We all love skiing and Whistler is also a wonderful place to raise kids.
I (Sean) had been an engineer and taught information engineering for a few years in Canada and Hong Kong before changing my career to investment banking, venture capital and entrepreneur in Hong Kong and China. My wife (Vanessa) was a dance teacher and choreographer in China.
How is Canadian culture/life different from your home country?
We’ve been impressed by the fact that Canadians love outdoor activities and nature so much! We share that passion, and are doing more outdoor sport than before, such as water surfing, biking, and skiing…We also feel everyone is more appreciative of nature, especially in Whistler.

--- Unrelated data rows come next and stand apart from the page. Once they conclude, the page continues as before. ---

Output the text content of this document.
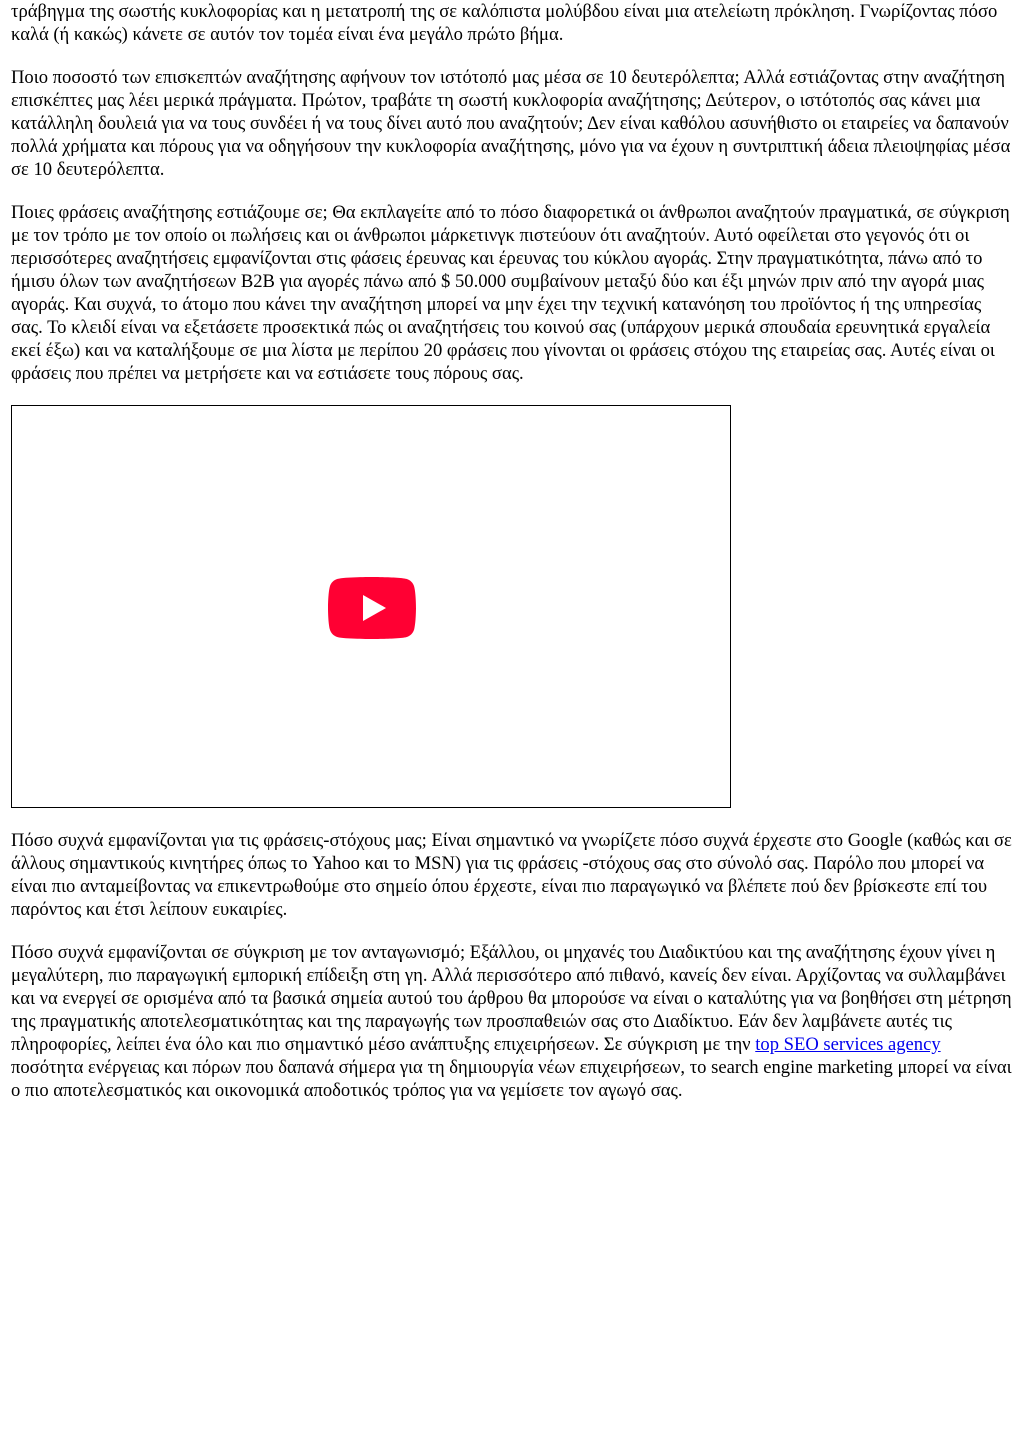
τράβηγμα της σωστής κυκλοφορίας και η μετατροπή της σε καλόπιστα μολύβδου είναι μια ατελείωτη πρόκληση. Γνωρίζοντας πόσο καλά (ή κακώς) κάνετε σε αυτόν τον τομέα είναι ένα μεγάλο πρώτο βήμα.

Ποιο ποσοστό των επισκεπτών αναζήτησης αφήνουν τον ιστότοπό μας μέσα σε 10 δευτερόλεπτα; Αλλά εστιάζοντας στην αναζήτηση επισκέπτες μας λέει μερικά πράγματα. Πρώτον, τραβάτε τη σωστή κυκλοφορία αναζήτησης; Δεύτερον, ο ιστότοπός σας κάνει μια κατάλληλη δουλειά για να τους συνδέει ή να τους δίνει αυτό που αναζητούν; Δεν είναι καθόλου ασυνήθιστο οι εταιρείες να δαπανούν πολλά χρήματα και πόρους για να οδηγήσουν την κυκλοφορία αναζήτησης, μόνο για να έχουν η συντριπτική άδεια πλειοψηφίας μέσα σε 10 δευτερόλεπτα.

Ποιες φράσεις αναζήτησης εστιάζουμε σε; Θα εκπλαγείτε από το πόσο διαφορετικά οι άνθρωποι αναζητούν πραγματικά, σε σύγκριση με τον τρόπο με τον οποίο οι πωλήσεις και οι άνθρωποι μάρκετινγκ πιστεύουν ότι αναζητούν. Αυτό οφείλεται στο γεγονός ότι οι περισσότερες αναζητήσεις εμφανίζονται στις φάσεις έρευνας και έρευνας του κύκλου αγοράς. Στην πραγματικότητα, πάνω από το ήμισυ όλων των αναζητήσεων B2B για αγορές πάνω από $ 50.000 συμβαίνουν μεταξύ δύο και έξι μηνών πριν από την αγορά μιας αγοράς. Και συχνά, το άτομο που κάνει την αναζήτηση μπορεί να μην έχει την τεχνική κατανόηση του προϊόντος ή της υπηρεσίας σας. Το κλειδί είναι να εξετάσετε προσεκτικά πώς οι αναζητήσεις του κοινού σας (υπάρχουν μερικά σπουδαία ερευνητικά εργαλεία εκεί έξω) και να καταλήξουμε σε μια λίστα με περίπου 20 φράσεις που γίνονται οι φράσεις στόχου της εταιρείας σας. Αυτές είναι οι φράσεις που πρέπει να μετρήσετε και να εστιάσετε τους πόρους σας.

Πόσο συχνά εμφανίζονται για τις φράσεις-στόχους μας; Είναι σημαντικό να γνωρίζετε πόσο συχνά έρχεστε στο Google (καθώς και σε άλλους σημαντικούς κινητήρες όπως το Yahoo και το MSN) για τις φράσεις -στόχους σας στο σύνολό σας. Παρόλο που μπορεί να είναι πιο ανταμείβοντας να επικεντρωθούμε στο σημείο όπου έρχεστε, είναι πιο παραγωγικό να βλέπετε πού δεν βρίσκεστε επί του παρόντος και έτσι λείπουν ευκαιρίες.

Πόσο συχνά εμφανίζονται σε σύγκριση με τον ανταγωνισμό; Εξάλλου, οι μηχανές του Διαδικτύου και της αναζήτησης έχουν γίνει η μεγαλύτερη, πιο παραγωγική εμπορική επίδειξη στη γη. Αλλά περισσότερο από πιθανό, κανείς δεν είναι. Αρχίζοντας να συλλαμβάνει και να ενεργεί σε ορισμένα από τα βασικά σημεία αυτού του άρθρου θα μπορούσε να είναι ο καταλύτης για να βοηθήσει στη μέτρηση της πραγματικής αποτελεσματικότητας και της παραγωγής των προσπαθειών σας στο Διαδίκτυο. Εάν δεν λαμβάνετε αυτές τις πληροφορίες, λείπει ένα όλο και πιο σημαντικό μέσο ανάπτυξης επιχειρήσεων. Σε σύγκριση με την top SEO services agency ποσότητα ενέργειας και πόρων που δαπανά σήμερα για τη δημιουργία νέων επιχειρήσεων, το search engine marketing μπορεί να είναι ο πιο αποτελεσματικός και οικονομικά αποδοτικός τρόπος για να γεμίσετε τον αγωγό σας.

We realized that, in general, people here are more patient than those in Beijing in terms of the pace of life and work. In Beijing, everything moves at a fast pace: buildings come up pretty quickly, services are express, etc. In Canada, people are more polite, soft-spoken, more willing to spend time in listening to each other.
We miss Chinese food all the time. In Beijing, it is more often than not to eat out than to cook at home. However, we think Whistler is a good change for Vanessa. It forces her to practice how to cook Chinese food. Now, she is a better cook than before! (said Sean…).

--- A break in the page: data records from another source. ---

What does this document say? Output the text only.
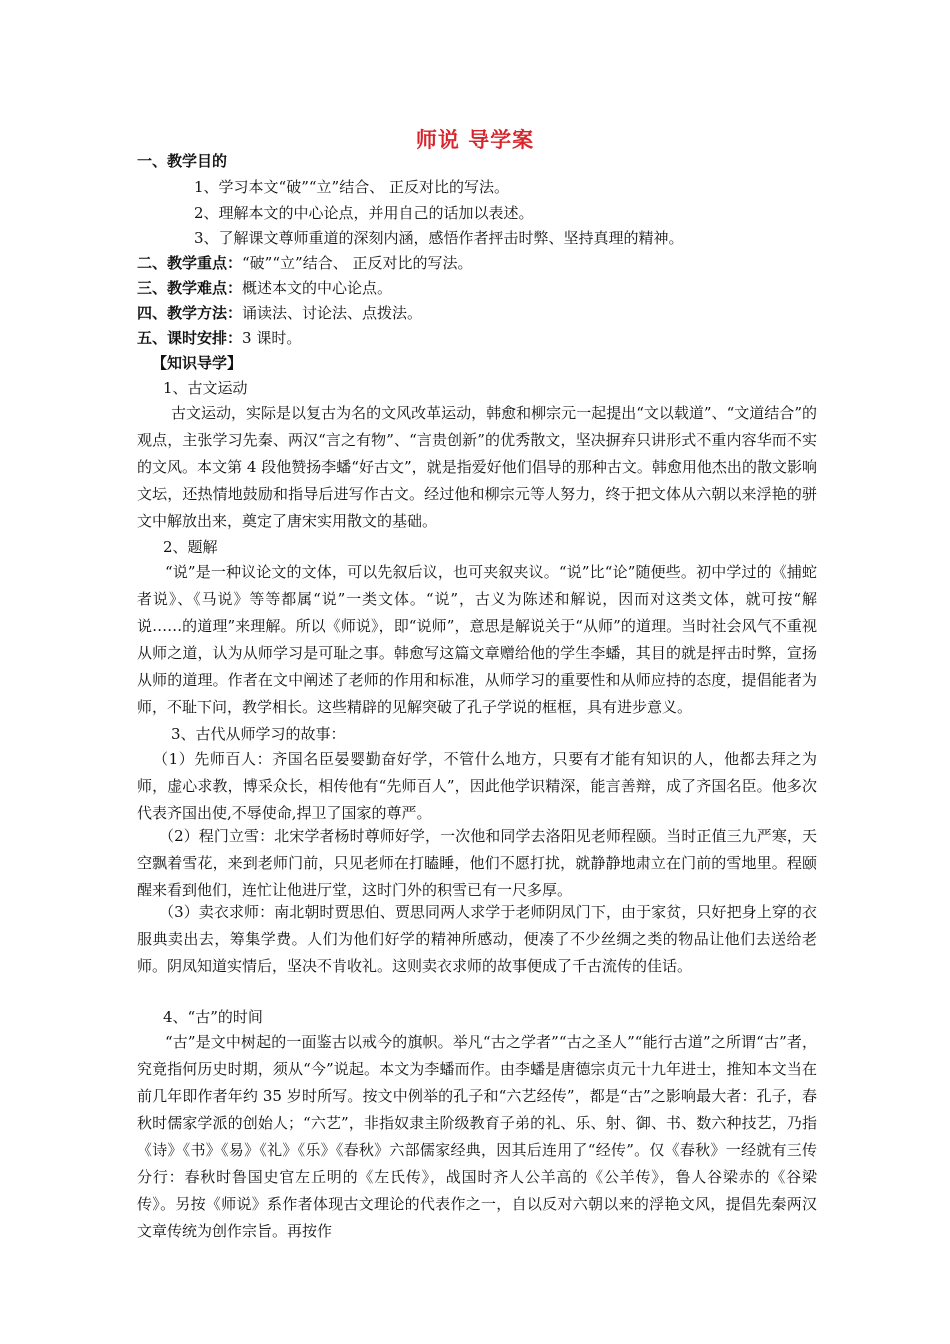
师说 导学案
一、教学目的
1、学习本文“破”“立”结合、 正反对比的写法。
2、理解本文的中心论点，并用自己的话加以表述。
3、了解课文尊师重道的深刻内涵，感悟作者抨击时弊、坚持真理的精神。
二、教学重点：“破”“立”结合、 正反对比的写法。
三、教学难点：概述本文的中心论点。
四、教学方法：诵读法、讨论法、点拨法。
五、课时安排：3 课时。
【知识导学】
1、古文运动
古文运动，实际是以复古为名的文风改革运动，韩愈和柳宗元一起提出“文以载道”、“文道结合”的观点，主张学习先秦、两汉“言之有物”、“言贵创新”的优秀散文，坚决摒弃只讲形式不重内容华而不实的文风。本文第 4 段他赞扬李蟠“好古文”，就是指爱好他们倡导的那种古文。韩愈用他杰出的散文影响文坛，还热情地鼓励和指导后进写作古文。经过他和柳宗元等人努力，终于把文体从六朝以来浮艳的骈文中解放出来，奠定了唐宋实用散文的基础。
2、题解
“说”是一种议论文的文体，可以先叙后议，也可夹叙夹议。“说”比“论”随便些。初中学过的《捕蛇者说》、《马说》等等都属“说”一类文体。“说”，古义为陈述和解说，因而对这类文体，就可按“解说……的道理”来理解。所以《师说》，即“说师”，意思是解说关于“从师”的道理。当时社会风气不重视从师之道，认为从师学习是可耻之事。韩愈写这篇文章赠给他的学生李蟠，其目的就是抨击时弊，宣扬从师的道理。作者在文中阐述了老师的作用和标准，从师学习的重要性和从师应持的态度，提倡能者为师，不耻下问，教学相长。这些精辟的见解突破了孔子学说的框框，具有进步意义。
3、古代从师学习的故事：
（1）先师百人：齐国名臣晏婴勤奋好学，不管什么地方，只要有才能有知识的人，他都去拜之为师，虚心求教，博采众长，相传他有“先师百人”，因此他学识精深，能言善辩，成了齐国名臣。他多次代表齐国出使,不辱使命,捍卫了国家的尊严。
（2）程门立雪：北宋学者杨时尊师好学，一次他和同学去洛阳见老师程颐。当时正值三九严寒，天空飘着雪花，来到老师门前，只见老师在打瞌睡，他们不愿打扰，就静静地肃立在门前的雪地里。程颐醒来看到他们，连忙让他进厅堂，这时门外的积雪已有一尺多厚。
（3）卖衣求师：南北朝时贾思伯、贾思同两人求学于老师阴凤门下，由于家贫，只好把身上穿的衣服典卖出去，筹集学费。人们为他们好学的精神所感动，便凑了不少丝绸之类的物品让他们去送给老师。阴凤知道实情后，坚决不肯收礼。这则卖衣求师的故事便成了千古流传的佳话。
4、“古”的时间
“古”是文中树起的一面鉴古以戒今的旗帜。举凡“古之学者”“古之圣人”“能行古道”之所谓“古”者，究竟指何历史时期，须从“今”说起。本文为李蟠而作。由李蟠是唐德宗贞元十九年进士，推知本文当在前几年即作者年约 35 岁时所写。按文中例举的孔子和“六艺经传”，都是“古”之影响最大者：孔子，春秋时儒家学派的创始人；“六艺”，非指奴隶主阶级教育子弟的礼、乐、射、御、书、数六种技艺，乃指《诗》《书》《易》《礼》《乐》《春秋》六部儒家经典，因其后连用了“经传”。仅《春秋》一经就有三传分行：春秋时鲁国史官左丘明的《左氏传》，战国时齐人公羊高的《公羊传》，鲁人谷梁赤的《谷梁传》。另按《师说》系作者体现古文理论的代表作之一，自以反对六朝以来的浮艳文风，提倡先秦两汉文章传统为创作宗旨。再按作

Which parts of your home culture do you try to keep (in Canada), and why?
Language: Mandarin Chinese is not only the world’s most spoken language with over one billion native speakers, it is also the most spoken language in the country with the second-largest economy in the world. We also believe Chinese language reflects Chinese culture and traditions. To understand Mandarin will make it easy to get to know Chinese culture. Various grammars and words reflect the way Chinese people think.
Chinese food: We usually like to share delicacies we cooked with family and friends. Westerners usually enjoy individual servings.

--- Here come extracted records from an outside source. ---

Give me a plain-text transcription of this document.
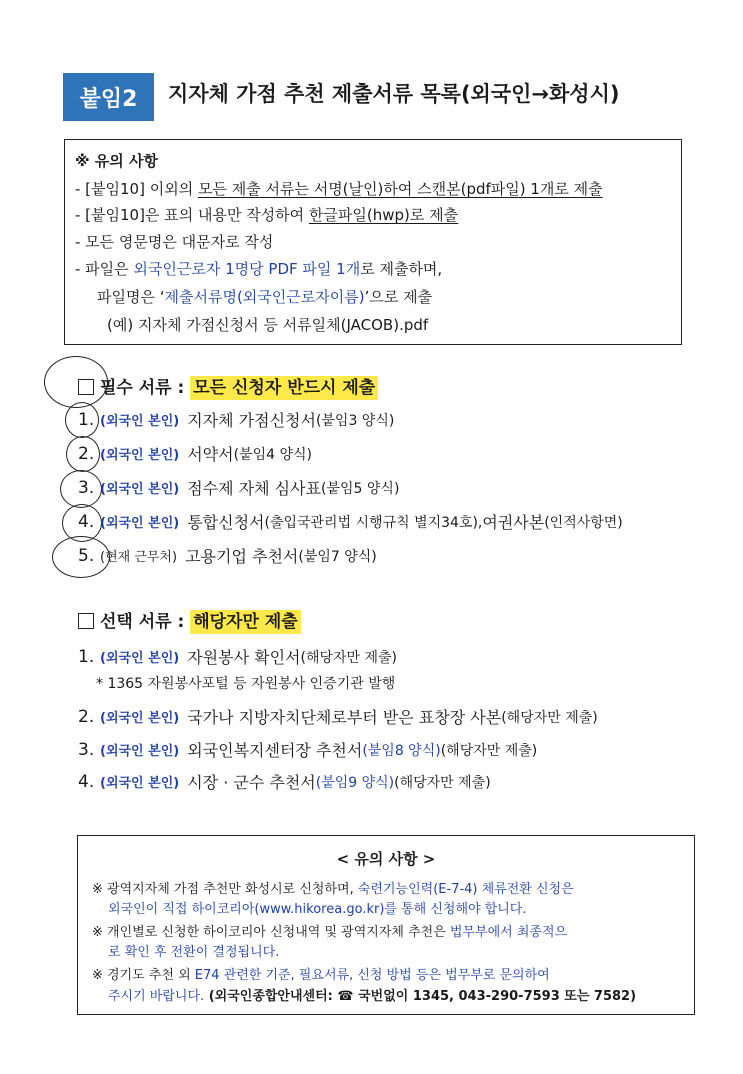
붙임2	지자체 가점 추천 제출서류 목록(외국인→화성시)
※ 유의 사항
- [붙임10] 이외의 모든 제출 서류는 서명(날인)하여 스캔본(pdf파일) 1개로 제출
- [붙임10]은 표의 내용만 작성하여 한글파일(hwp)로 제출
- 모든 영문명은 대문자로 작성
- 파일은 외국인근로자 1명당 PDF 파일 1개로 제출하며,
파일명은 ‘제출서류명(외국인근로자이름)’으로 제출
(예) 지자체 가점신청서 등 서류일체(JACOB).pdf
필수 서류 : 모든 신청자 반드시 제출
1. (외국인 본인) 지자체 가점신청서 (붙임3 양식)
2. (외국인 본인) 서약서 (붙임4 양식)
3. (외국인 본인) 점수제 자체 심사표 (붙임5 양식)
4. (외국인 본인) 통합신청서 (출입국관리법 시행규칙 별지34호), 여권사본 (인적사항면)
5. (현재 근무처) 고용기업 추천서 (붙임7 양식)
선택 서류 : 해당자만 제출
1. (외국인 본인) 자원봉사 확인서 (해당자만 제출)
* 1365 자원봉사포털 등 자원봉사 인증기관 발행
2. (외국인 본인) 국가나 지방자치단체로부터 받은 표창장 사본 (해당자만 제출)
3. (외국인 본인) 외국인복지센터장 추천서 (붙임8 양식) (해당자만 제출)
4. (외국인 본인) 시장 · 군수 추천서 (붙임9 양식) (해당자만 제출)
< 유의 사항 >
※ 광역지자체 가점 추천만 화성시로 신청하며, 숙련기능인력(E-7-4) 체류전환 신청은
외국인이 직접 하이코리아(www.hikorea.go.kr)를 통해 신청해야 합니다.
※ 개인별로 신청한 하이코리아 신청내역 및 광역지자체 추천은 법무부에서 최종적으
로 확인 후 전환이 결정됩니다.
※ 경기도 추천 외 E74 관련한 기준, 필요서류, 신청 방법 등은 법무부로 문의하여
주시기 바랍니다. (외국인종합안내센터: ☎ 국번없이 1345, 043-290-7593 또는 7582)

Chinese music: not just the classic Chinese music, we also listen to Chinese pop music. When we listen to Chinese pop songs that we grew up with, they bring back fond memory of our past. We also like poetic words of some Chinese songs. They can create powerful emotions.
Vanessa and her team showcase “Folk dances of Han Chinese” during the Whistler Multicultural Festival 2018.
Sean and Vanessa‘ children were practice Chinese calligraphy.
There has been a significant increase of hate crimes against Asian in Canada since the start of the COVID-19 pandemic. How has that affected you personally?
We heard one incidence from one of our friends who is originally from Singapore. He has experienced being told “go back to China” as recently as after the mountain had to shut down again due to the COVID case increase.
In our opinion, there is no place for hate crimes in this country. Canada is a country of immigrants; there are over 20% of people who are the first generation immigrants led by Asian. Asians are not just people from China! We are all human beings in this global village and we just look somewhat different. Why would someone hate a person over his/her skin colour or look?
When immigrants move to Canada, they also bring with them their rich heritage, cultural and religious. That has made Canada a multicultural society.
Why is it important to recognize/celebrate Asian Heritage Month? This year?
Last night I was watching a YouTube video about “Top 10 best countries to live in the world for 2020”. Canada is among them and one of the reasons is “being one of the most peaceful countries in the world”. So yes, I think to celebrate Asian heritage month, especially this year, is important. It may help to stop the increasing Asian hate crimes.
Cultural exchange can promote a new level of awareness for Canadians who may not yet know about various cultures immigrants bring with them, and lead to an understanding that we are all more similar than different.
We are all learning from history and one day we will all be the history. If we do our small parts in a great way, people in the future will learn from us. If we don’t do anything now, and let the hate crimes to continue, we are not only wasting our spot in the history but also leaving a worse place for our children.